The stars’ strength pulled them away from the black hole, away from The Ether, and back from whence they came. 

Talitha was helpless.

For the first time in mortal decades, she left the planetarium unattended. She ran between those marble pillars from years ago, to where she knew Adira would be. In a room full of her worshippers, in her quarters.

“Adira- my liege- I-” Talitha burst into the room, and everyone’s eyes shifted on her.

Adira looked at her with a hatred she had only ever imagined. She ignored it. Talitha descended to the floor, and got onto one knee.

“I must talk to you about something– urgently,” Talitha said underneath her breath. Adira excused herself, and followed her outside.

“Talitha, I have told you before you are not to leave the planetarium– if a star were to explo-”

“A binary star is crashing into the mortal plane,” Talitha quickly and idiotically interrupted The Seraphim in front of her. She braced for impact, but instead felt a gentle wing upon her shoulder. Adira, perhaps absent mindedly, removed a wing which covered her face.

“Calm down, tell me what happened,” Adira said while quickly ushering them back to the planetarium.

Despite the chaos at hand, Talitha felt warmth again. Adira hadn’t left her, not yet.

“I- Adira, I’ve messed everything up, I was inspecting the binary star, expecting impurities– I don’t know what happened–” Adira stopped Talitha, and cupped her face with her wing.

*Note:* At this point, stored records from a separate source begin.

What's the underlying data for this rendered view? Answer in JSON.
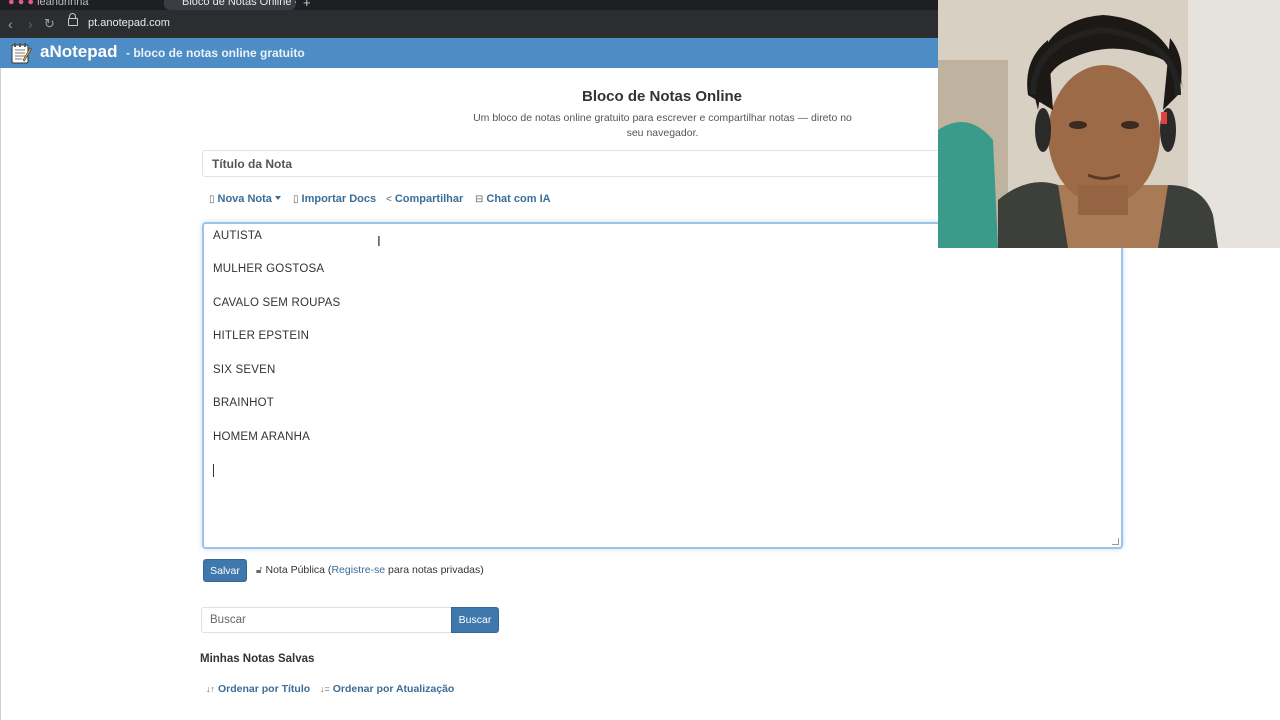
{
  "browser": {
    "tab_inactive_label": "leandrinha",
    "tab_active_label": "Bloco de Notas Online - C",
    "new_tab_glyph": "+",
    "url": "pt.anotepad.com",
    "icons": [
      "back-icon",
      "forward-icon",
      "reload-icon",
      "lock-icon"
    ]
  },
  "header": {
    "logo_text": "aNotepad",
    "tagline": "- bloco de notas online gratuito",
    "background_color": "#4d8cc4"
  },
  "page": {
    "title": "Bloco de Notas Online",
    "subtitle": "Um bloco de notas online gratuito para escrever e compartilhar notas — direto no seu navegador."
  },
  "note": {
    "title_placeholder": "Título da Nota",
    "lines": [
      "AUTISTA",
      "MULHER GOSTOSA",
      "CAVALO SEM ROUPAS",
      "HITLER EPSTEIN",
      "SIX SEVEN",
      "BRAINHOT",
      "HOMEM ARANHA"
    ]
  },
  "toolbar": {
    "new_note": "Nova Nota",
    "import_docs": "Importar Docs",
    "share": "Compartilhar",
    "ai_chat": "Chat com IA"
  },
  "save": {
    "button_label": "Salvar",
    "public_prefix": "Nota Pública (",
    "register_link": "Registre-se",
    "public_suffix": " para notas privadas)"
  },
  "search": {
    "placeholder": "Buscar",
    "button_label": "Buscar"
  },
  "saved_notes": {
    "title": "Minhas Notas Salvas",
    "sort_by_title": "Ordenar por Título",
    "sort_by_update": "Ordenar por Atualização"
  },
  "colors": {
    "accent": "#3f78ad",
    "link": "#3a6d99",
    "editor_focus_border": "#9ec3e6"
  }
}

“We will fix this, Talitha. No other Seraphim will need to know. I will make it okay,” she assured Talitha. Talitha was still naive enough to believe her. She ignored the anger behind her facade of love. She wanted to feel worthy again. 

Maybe the anger behind Adira’s eyes should have been a sign that her comforts were lies slipping through the cracks of her gritted teeth. And maybe Talitha, deep down, knew that. But maybe she wanted to feel the comfort of Adira’s light, her attention, more than she cared about the consequences of her actions.

“I’ll meet you in the planetarium after Elynid’s next cycle. Go there alone, okay?” Adira’s voice was firm and assertive, almost cold. But to Talitha, it still tasted like honey comforting the back of her throat.

The pair stood in silence for a moment, Adira’s four out of six wings covering her body, Talitha’s two wings lowered behind her back, exhausted. Talitha was frozen, whether it from shock, reverence or fear, staring at her goddess. 

She wanted to be held by her. To be comforted and told that she had been missed, and that after all this time she was still loved. But of course she remained reverent– remained silent.

“Get some rest, Talitha,” Adira said, letting one of her back wings trace Talitha’s hair as she walked towards her door. Talitha resisted any urge to lean into her wing. Before she left, Adira paused at the door, saying “you’ve done well,” and lifting one of the wings covering her face. And though she revealed nothing, it still meant something to Talitha. It was a strand of hope that maybe, this indescribable act done out of loneliness would bring the two back together. 

Before she could utter a thanks, Adira was gone, leaving Talitha alone in her quarters.  Climbing into this bed, different and larger than the bed that Talitha had grown used to, she let herself feel the exhaustion from her eternal life that she had kept hidden within her wings. And though this bed was different and clearly made for a Seraphim and her harem, it still smelled like Adira. Her wings still carried that sweet green tea smell, the same smell that had rubbed onto her maroon colored duvet. 

Talitha let it consume her, just for the night, until she had to be the archangel she was designed to be. For now, she would just be Talitha, held by the goddess that had brought her into eternity.


Becca Cross ‘26

Codependency is a theme I like to explore within lots of my art. This piece serves as an exposition for a longer story of mine, where one subordinate character, Talitha, changes the landscape of her universe through an impulsive act in the name of love. Incubated Love was inspired by my own personal experiences with others, who have enforced the idea that I must behave for their conditional love. I wanted to explore that theme within this piece about Talitha and Adira’s incubated love, while also incorporating many world building elements inspired by Abraham religions, primarily Christianity.